Time to drink pink… with Harriet
It’s no secret that pale, dry Provence rosés have been the drink of the summer for the past few years. In fact, rosé sales soared throughout 2020 and 2021 when we were mostly in lockdown – with trendsetting indies across the UK now diversifying their rosé offering to alternative regions, more structured and age-worthy options, and even non-conventional rosés that tilt more towards chilled reds.
We caught up with our wine trading director, Harriet Kininmonth, for a quickfire chat about all things pink.
How has the rosé category developed?
“When I first started my career in wine about 13 years ago, I seem to remember that Anjou rosé was selling more than Provence… rosé back then was few and far between, and came in all sorts of colours, but we didn’t sell huge amounts, and when we did, it was very much slanted on seasonality.
Since then, I’ve seen the category grow and premiumise exponentially, with Provence rosé very much at the helm. Producers have reacted quickly to the demand for paler, lighter styles, and we’ve of course seen a number of super-premium branded Provence rosés such as Whispering Angel enter the market. Rosé wine can dazzle when well-packaged, and is seen by many consumers as a very sociable drink. This is supported by the huge number of producers choosing to bottle their rosé in large formats. For me, rosé in large format is my party pour of choice. It’s showy but not overly decadent and it looks and tastes fantastic.”
We’re seeing more customers order rosé wines across the winter months – what styles do you think will be more popular as a result?
“Ultimately, rosé tastes good all year round so there is no reason not to drink it in the winter, even if we tend to associate it more with the summer months. Rosé can be a great food pairing, particularly with dishes such as tapas or spicy dishes. Given we tend to eat richer styles of food during the winter, I expect we will start to see more deeper coloured and richer styles emerging onto the market, capable of standing up to more substantial meals. I’ve seen some good examples from Spain and the Rhone enter the market recently, and we are starting to see some excellent Pinot Noir examples from England, which is very exciting.”

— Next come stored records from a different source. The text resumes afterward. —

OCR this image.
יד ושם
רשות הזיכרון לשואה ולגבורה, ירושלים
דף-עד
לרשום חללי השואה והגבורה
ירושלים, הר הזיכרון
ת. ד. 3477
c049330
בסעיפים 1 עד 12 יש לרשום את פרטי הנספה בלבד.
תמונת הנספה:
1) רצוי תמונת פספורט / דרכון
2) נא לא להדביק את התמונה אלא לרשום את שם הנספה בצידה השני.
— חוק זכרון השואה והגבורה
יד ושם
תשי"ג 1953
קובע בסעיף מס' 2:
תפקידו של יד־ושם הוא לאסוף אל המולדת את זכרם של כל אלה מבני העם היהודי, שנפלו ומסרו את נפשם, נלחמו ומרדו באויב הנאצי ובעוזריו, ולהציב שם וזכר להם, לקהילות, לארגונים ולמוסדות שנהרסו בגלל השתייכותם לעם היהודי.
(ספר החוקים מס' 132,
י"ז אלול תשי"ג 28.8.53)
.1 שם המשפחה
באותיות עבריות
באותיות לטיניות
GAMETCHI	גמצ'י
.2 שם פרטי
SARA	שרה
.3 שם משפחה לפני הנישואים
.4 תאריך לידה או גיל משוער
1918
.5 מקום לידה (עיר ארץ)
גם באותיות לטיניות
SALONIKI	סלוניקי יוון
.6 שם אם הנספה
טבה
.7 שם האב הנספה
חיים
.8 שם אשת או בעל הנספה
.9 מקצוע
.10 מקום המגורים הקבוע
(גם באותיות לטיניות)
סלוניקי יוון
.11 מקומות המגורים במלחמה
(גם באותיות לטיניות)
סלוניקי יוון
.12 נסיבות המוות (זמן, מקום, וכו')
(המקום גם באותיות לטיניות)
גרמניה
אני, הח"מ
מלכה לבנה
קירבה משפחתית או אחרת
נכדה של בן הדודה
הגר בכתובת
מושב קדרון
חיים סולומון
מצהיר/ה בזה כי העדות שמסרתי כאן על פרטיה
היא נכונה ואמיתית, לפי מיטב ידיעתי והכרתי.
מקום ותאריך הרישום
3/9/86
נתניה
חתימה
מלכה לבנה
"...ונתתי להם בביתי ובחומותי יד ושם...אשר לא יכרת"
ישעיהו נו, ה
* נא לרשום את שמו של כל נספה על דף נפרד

Do you think the pale pink style will continue to be popular, or will darker styles come back in fashion again?
“I don’t think the pale styles are going anywhere fast, but certainly at the premium end, I believe that consumers are becoming more open to exploring what else the rosé category can offer – which includes some darker, richer styles. However, education is key as many consumers associate darker styles with sweeter styles, which is simply not always the case, particularly at the premium end, so this development will require a hand-sell in order to educate the consumer.”
With English red wines becoming more popular, do you think we can expect to see more English rosés in future years?
“I’ve tasted some outstanding English rosés in the last few years and look forward to seeing more. A notable example is Balfour’s Nannette’s rosé; complex and Provencal in style with hints of lemon, thyme and rosemary. Obviously, we are often bound by weather, but in the warmer vintages, I expect many winemakers will continue to experiment with rosé given the consumer demand.”
Have you come across any unusual or unexpected rosés recently?
“I think the trend of orange wine, and people experimenting with varying degrees of maceration and tannins, creates a blurred line between pale reds, orange and rosé, and I’ve tasted a fantastic example from South Africa recently.”